Lastly, Esteban Rossi-Hansberg from Princeton University delivered the keynote address at the conference. The talk was based on his ongoing work with Ezra Oberfield, Pierre-Daniel Sarte and Nicholas Trachter. Their paper addresses a central question in urban economics and industrial organization - how do firms decide how many plants to establish, where to establish them and of what size? While the general problem is usually a nearly intractable combinatorial problem, Esteban and co-authors solve a simpler problem --the limit case of a density choice problem-- and shows that it involves the exact same trade-offs in the general problem. That is, firms choose the density of plants, rather than the exact plant locations. The key tradeoff for the firms include fixed cost (rent) and managerial costs, balanced with transportation costs (being closer to the customer). Their model shows the counter-intuitive sorting result that more productive firms (larger firms) set up plants/outlets in denser markets and choose larger plants there. At the same time, smaller and less productive firms set up plants in sparser markets, and their plants are smaller. These predictions are borne out in the data.
Dhruv Singal is a third year PhD student in Finance at Columbia GSB. His research interests include macroeconomics and asset pricing. Specifically his current research approaches monetary economics from a rich data-driven framework. Prior to joining the program, he worked as a Research Associate at Adobe Research, where he did research on machine learning, data mining and digital marketing. He has published articles in various computer science conferences, spanning fields like program analysis, big data and computer vision.
Junjun Quan is a third-year finance PhD student at Columbia Business School. His research focuses on corporate finance, macroeconomics, and household finance. In one recent work, he examines the corporate governance practice of institutional investors. Also, he has been studying the welfare implications of excess corporate debt and household debt on households. He was a research specialist at UC Berkeley before joining Columbia. He received a Bachelor of Science in physics from Fudan University.
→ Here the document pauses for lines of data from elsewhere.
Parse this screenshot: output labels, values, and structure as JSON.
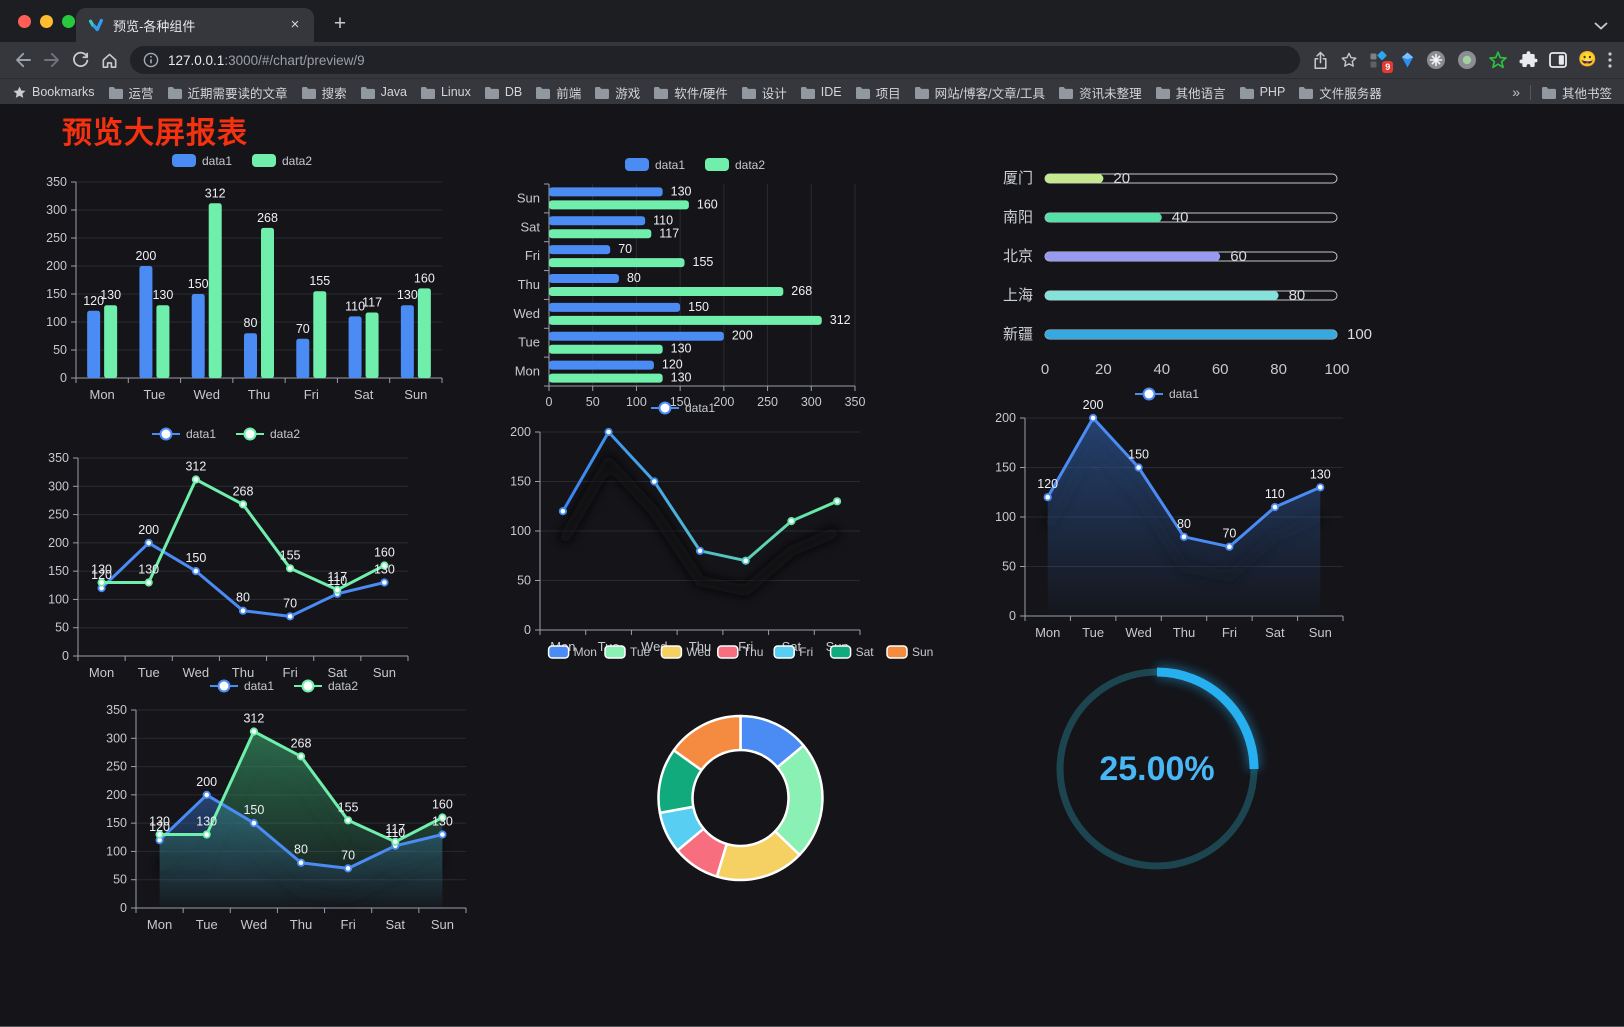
{
  "browser": {
    "tab_title": "预览-各种组件",
    "tab_close_glyph": "×",
    "new_tab_glyph": "+",
    "url_host": "127.0.0.1",
    "url_rest": ":3000/#/chart/preview/9",
    "extensions_badge": "9",
    "traffic_lights": {
      "close": "#ff5f57",
      "minimize": "#febc2e",
      "zoom": "#28c840"
    },
    "bookmarks_bar": {
      "manager_label": "Bookmarks",
      "folders": [
        "运营",
        "近期需要读的文章",
        "搜索",
        "Java",
        "Linux",
        "DB",
        "前端",
        "游戏",
        "软件/硬件",
        "设计",
        "IDE",
        "项目",
        "网站/博客/文章/工具",
        "资讯未整理",
        "其他语言",
        "PHP",
        "文件服务器"
      ],
      "overflow_chevron": "»",
      "other_bookmarks": "其他书签"
    }
  },
  "page": {
    "title": "预览大屏报表",
    "title_color": "#f5310f",
    "background": "#141419"
  },
  "chart_data": [
    {
      "id": "bar-vertical",
      "type": "bar",
      "categories": [
        "Mon",
        "Tue",
        "Wed",
        "Thu",
        "Fri",
        "Sat",
        "Sun"
      ],
      "series": [
        {
          "name": "data1",
          "color": "#4b8bf4",
          "values": [
            120,
            200,
            150,
            80,
            70,
            110,
            130
          ]
        },
        {
          "name": "data2",
          "color": "#70efac",
          "values": [
            130,
            130,
            312,
            268,
            155,
            117,
            160
          ]
        }
      ],
      "ylim": [
        0,
        350
      ],
      "ytick_step": 50,
      "legend_position": "top",
      "grid": true
    },
    {
      "id": "bar-horizontal",
      "type": "bar-horizontal",
      "categories": [
        "Mon",
        "Tue",
        "Wed",
        "Thu",
        "Fri",
        "Sat",
        "Sun"
      ],
      "series": [
        {
          "name": "data1",
          "color": "#4b8bf4",
          "values": [
            120,
            200,
            150,
            80,
            70,
            110,
            130
          ]
        },
        {
          "name": "data2",
          "color": "#70efac",
          "values": [
            130,
            130,
            312,
            268,
            155,
            117,
            160
          ]
        }
      ],
      "xlim": [
        0,
        350
      ],
      "xtick_step": 50,
      "legend_position": "top",
      "grid": true
    },
    {
      "id": "capsule-bars",
      "type": "capsule",
      "categories": [
        "厦门",
        "南阳",
        "北京",
        "上海",
        "新疆"
      ],
      "values": [
        20,
        40,
        60,
        80,
        100
      ],
      "colors": [
        "#c5e88f",
        "#55e0a7",
        "#9899f0",
        "#85e2da",
        "#36a9e0"
      ],
      "xlim": [
        0,
        100
      ],
      "xticks": [
        0,
        20,
        40,
        60,
        80,
        100
      ]
    },
    {
      "id": "line-two",
      "type": "line",
      "categories": [
        "Mon",
        "Tue",
        "Wed",
        "Thu",
        "Fri",
        "Sat",
        "Sun"
      ],
      "series": [
        {
          "name": "data1",
          "color": "#4b8bf4",
          "values": [
            120,
            200,
            150,
            80,
            70,
            110,
            130
          ]
        },
        {
          "name": "data2",
          "color": "#70efac",
          "values": [
            130,
            130,
            312,
            268,
            155,
            117,
            160
          ]
        }
      ],
      "ylim": [
        0,
        350
      ],
      "ytick_step": 50,
      "labels": true,
      "legend_position": "top"
    },
    {
      "id": "line-gradient",
      "type": "line",
      "categories": [
        "Mon",
        "Tue",
        "Wed",
        "Thu",
        "Fri",
        "Sat",
        "Sun"
      ],
      "series": [
        {
          "name": "data1",
          "color": "#4b8bf4",
          "gradient": [
            "#3b82f2",
            "#47a6e6",
            "#58cdb4",
            "#6cf0a6"
          ],
          "values": [
            120,
            200,
            150,
            80,
            70,
            110,
            130
          ]
        }
      ],
      "ylim": [
        0,
        200
      ],
      "ytick_step": 50,
      "labels": false,
      "shadow": true,
      "shadow_opacity": 0.85
    },
    {
      "id": "area-one",
      "type": "line",
      "categories": [
        "Mon",
        "Tue",
        "Wed",
        "Thu",
        "Fri",
        "Sat",
        "Sun"
      ],
      "series": [
        {
          "name": "data1",
          "color": "#4b8bf4",
          "area": "blue",
          "values": [
            120,
            200,
            150,
            80,
            70,
            110,
            130
          ]
        }
      ],
      "ylim": [
        0,
        200
      ],
      "ytick_step": 50,
      "labels": true,
      "shadow": true,
      "shadow_opacity": 0.45
    },
    {
      "id": "area-two",
      "type": "line",
      "categories": [
        "Mon",
        "Tue",
        "Wed",
        "Thu",
        "Fri",
        "Sat",
        "Sun"
      ],
      "series": [
        {
          "name": "data1",
          "color": "#4b8bf4",
          "area": "blue",
          "values": [
            120,
            200,
            150,
            80,
            70,
            110,
            130
          ]
        },
        {
          "name": "data2",
          "color": "#70efac",
          "area": "green",
          "values": [
            130,
            130,
            312,
            268,
            155,
            117,
            160
          ]
        }
      ],
      "ylim": [
        0,
        350
      ],
      "ytick_step": 50,
      "labels": true,
      "shadow": true,
      "shadow_opacity": 0.35
    },
    {
      "id": "pie-week",
      "type": "pie",
      "categories": [
        "Mon",
        "Tue",
        "Wed",
        "Thu",
        "Fri",
        "Sat",
        "Sun"
      ],
      "values": [
        120,
        200,
        150,
        80,
        70,
        110,
        130
      ],
      "colors": [
        "#4b8bf4",
        "#8bf0b4",
        "#f5d063",
        "#f76e7f",
        "#58cff2",
        "#10aa7d",
        "#f58b40"
      ],
      "inner_radius": 48,
      "outer_radius": 82,
      "legend_position": "top"
    },
    {
      "id": "gauge-percent",
      "type": "gauge",
      "value": 25,
      "max": 100,
      "label": "25.00%",
      "bar_color": "#27b0f0",
      "track_color": "#1c4550",
      "text_color": "#49b7f5"
    }
  ]
}
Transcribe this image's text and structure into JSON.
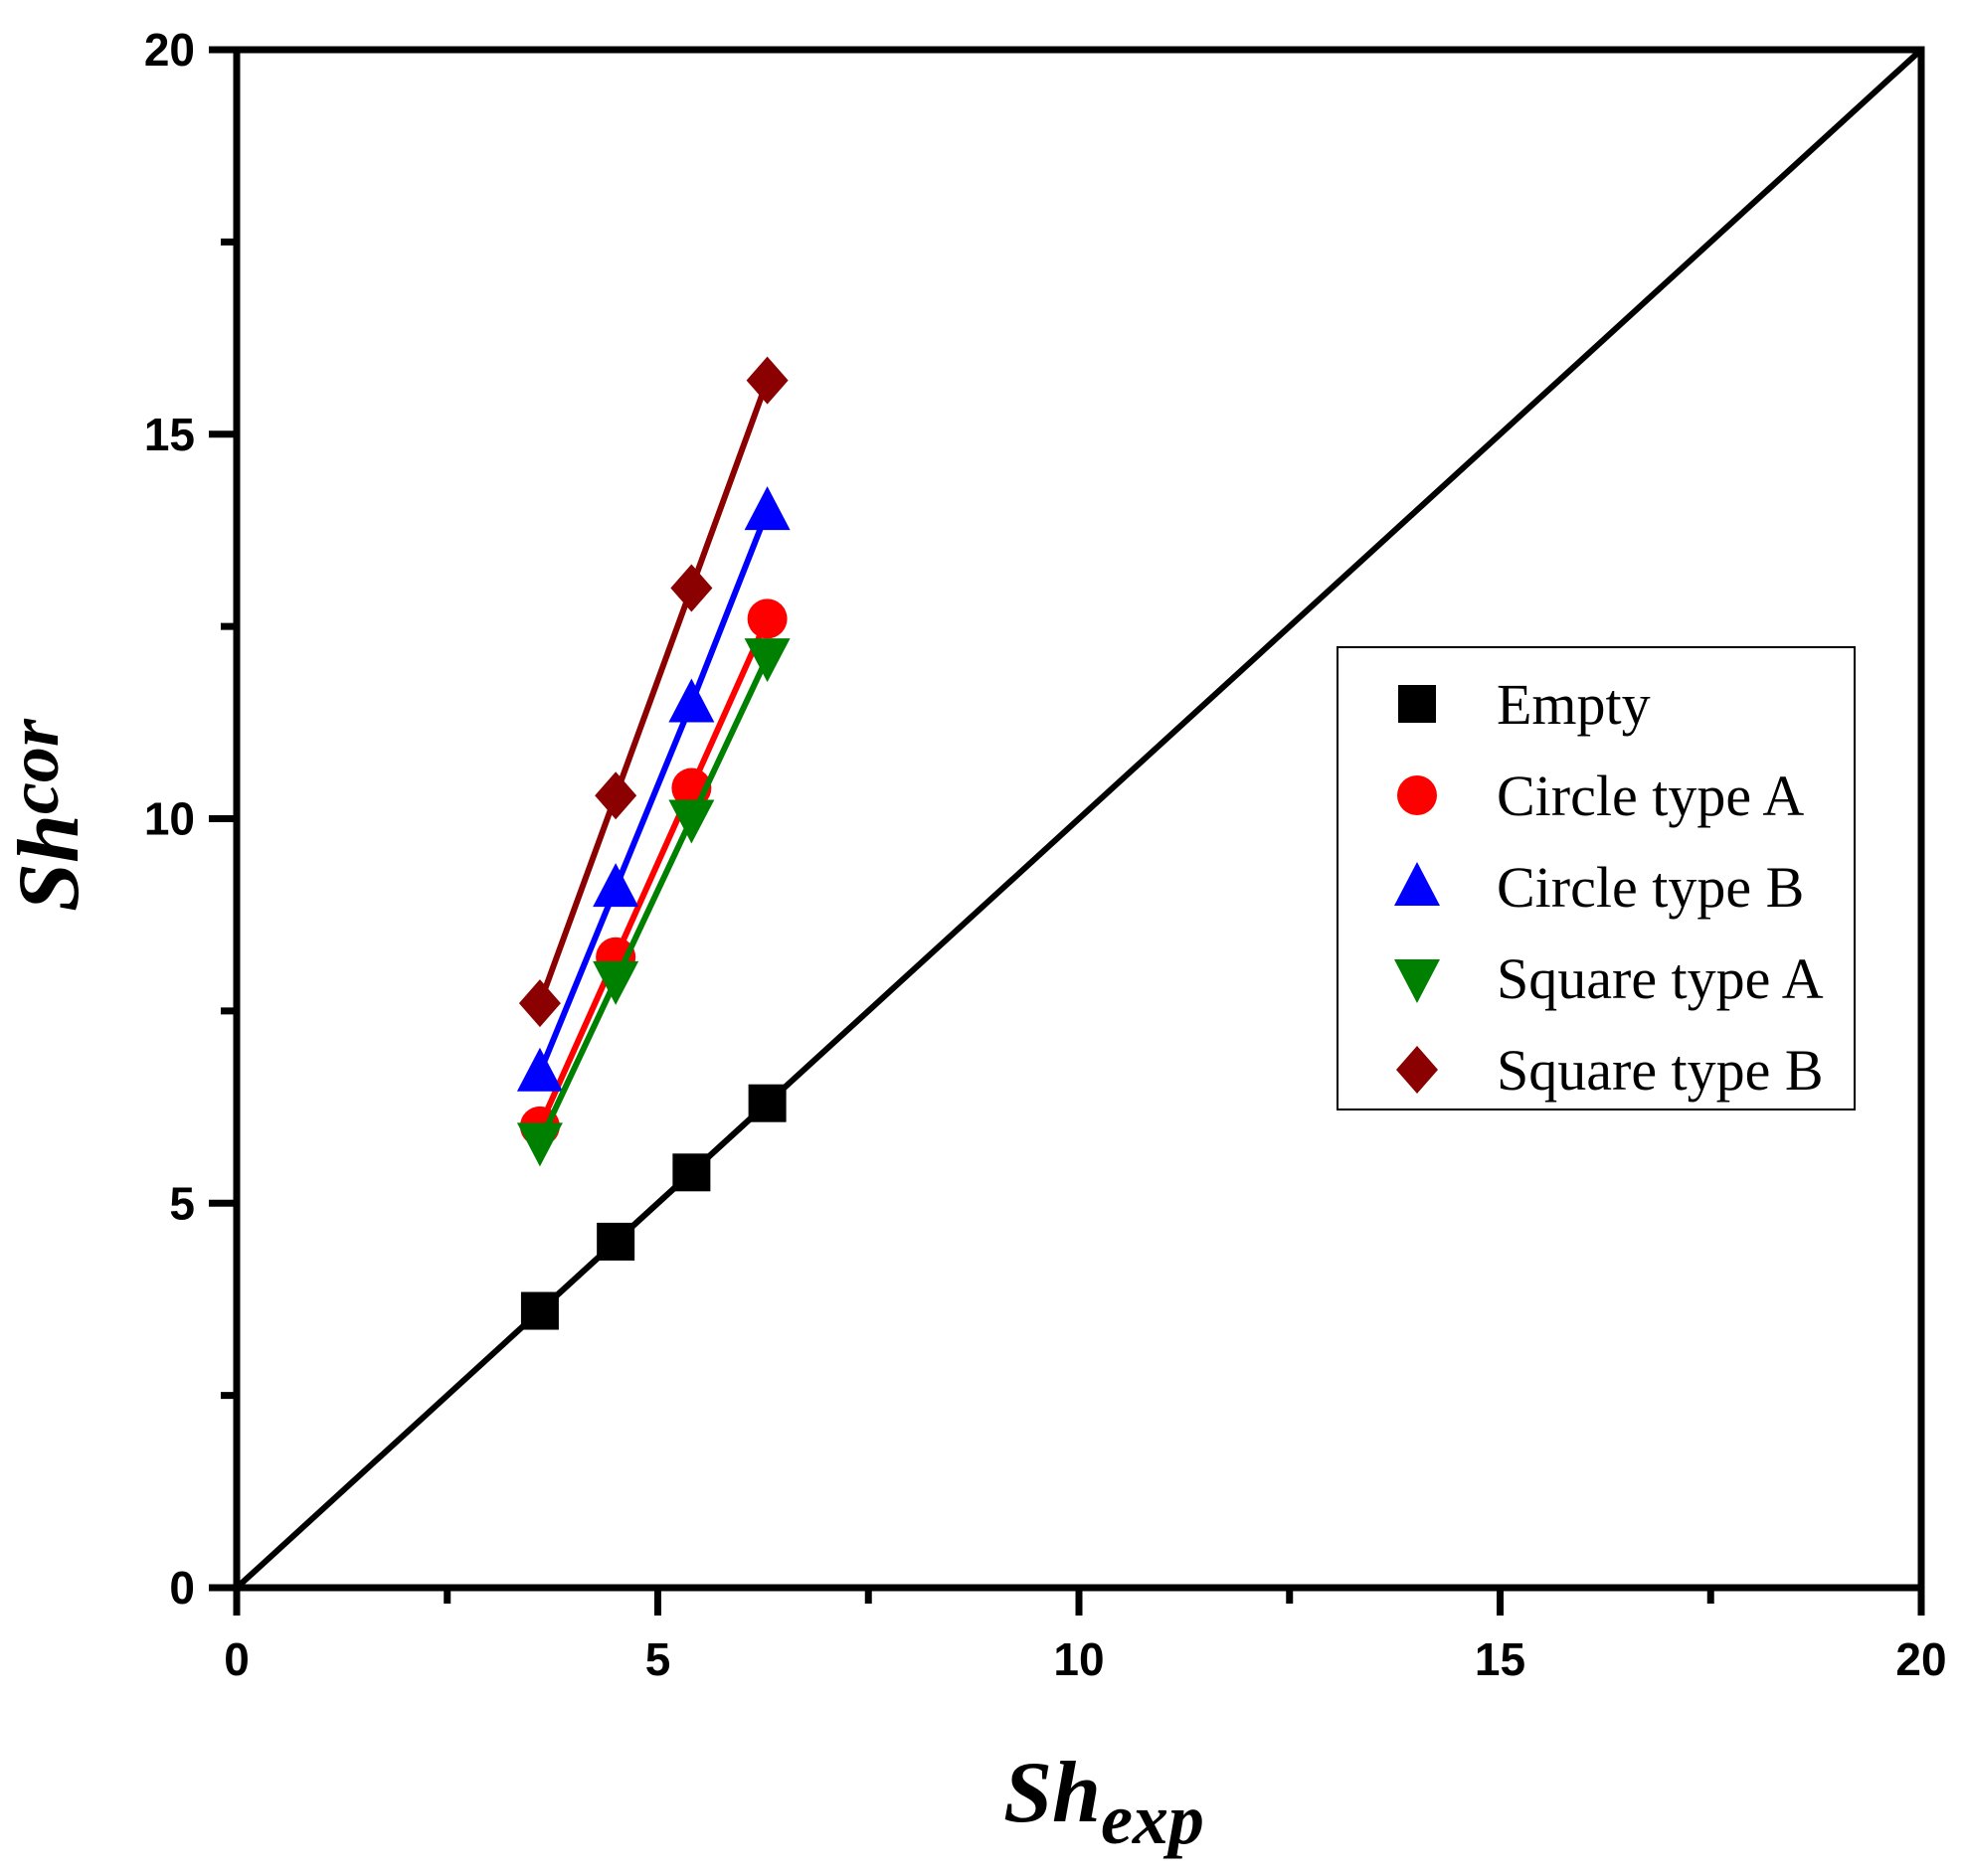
{
  "chart_data": {
    "type": "line",
    "title": "",
    "xlabel": {
      "main": "Sh",
      "sub": "exp"
    },
    "ylabel": {
      "main": "Sh",
      "sub": "cor"
    },
    "xlim": [
      0,
      20
    ],
    "ylim": [
      0,
      20
    ],
    "x_ticks": [
      "0",
      "5",
      "10",
      "15",
      "20"
    ],
    "y_ticks": [
      "0",
      "5",
      "10",
      "15",
      "20"
    ],
    "grid": false,
    "legend_position": "right",
    "reference_line": {
      "name": "y = x",
      "x": [
        0,
        20
      ],
      "y": [
        0,
        20
      ],
      "color": "#000000"
    },
    "series": [
      {
        "name": "Empty",
        "marker": "square",
        "color": "#000000",
        "x": [
          3.6,
          4.5,
          5.4,
          6.3
        ],
        "y": [
          3.6,
          4.5,
          5.4,
          6.3
        ]
      },
      {
        "name": "Circle type A",
        "marker": "circle",
        "color": "#ff0000",
        "x": [
          3.6,
          4.5,
          5.4,
          6.3
        ],
        "y": [
          6.0,
          8.2,
          10.4,
          12.6
        ]
      },
      {
        "name": "Circle type B",
        "marker": "triangle-up",
        "color": "#0000ff",
        "x": [
          3.6,
          4.5,
          5.4,
          6.3
        ],
        "y": [
          6.7,
          9.1,
          11.5,
          14.0
        ]
      },
      {
        "name": "Square type A",
        "marker": "triangle-down",
        "color": "#008000",
        "x": [
          3.6,
          4.5,
          5.4,
          6.3
        ],
        "y": [
          5.8,
          7.9,
          10.0,
          12.1
        ]
      },
      {
        "name": "Square type B",
        "marker": "diamond",
        "color": "#8b0000",
        "x": [
          3.6,
          4.5,
          5.4,
          6.3
        ],
        "y": [
          7.6,
          10.3,
          13.0,
          15.7
        ]
      }
    ]
  }
}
Vrinda Mittal is a 4th year PhD student in Finance and Economics at Columbia Business School. Her research focuses on financial intermediation, real estate, and household finance. She applies and develops tools from the industrial organization literature to address questions in these areas. Prior to Columbia, she worked at NERA Economic Consulting in 2016-2017. She received a Master of Finance from MIT Sloan School of Management in 2016, and a B.A. in Economics with Honors Distinction from Lady Shri Ram College for Women, University of Delhi in 2015.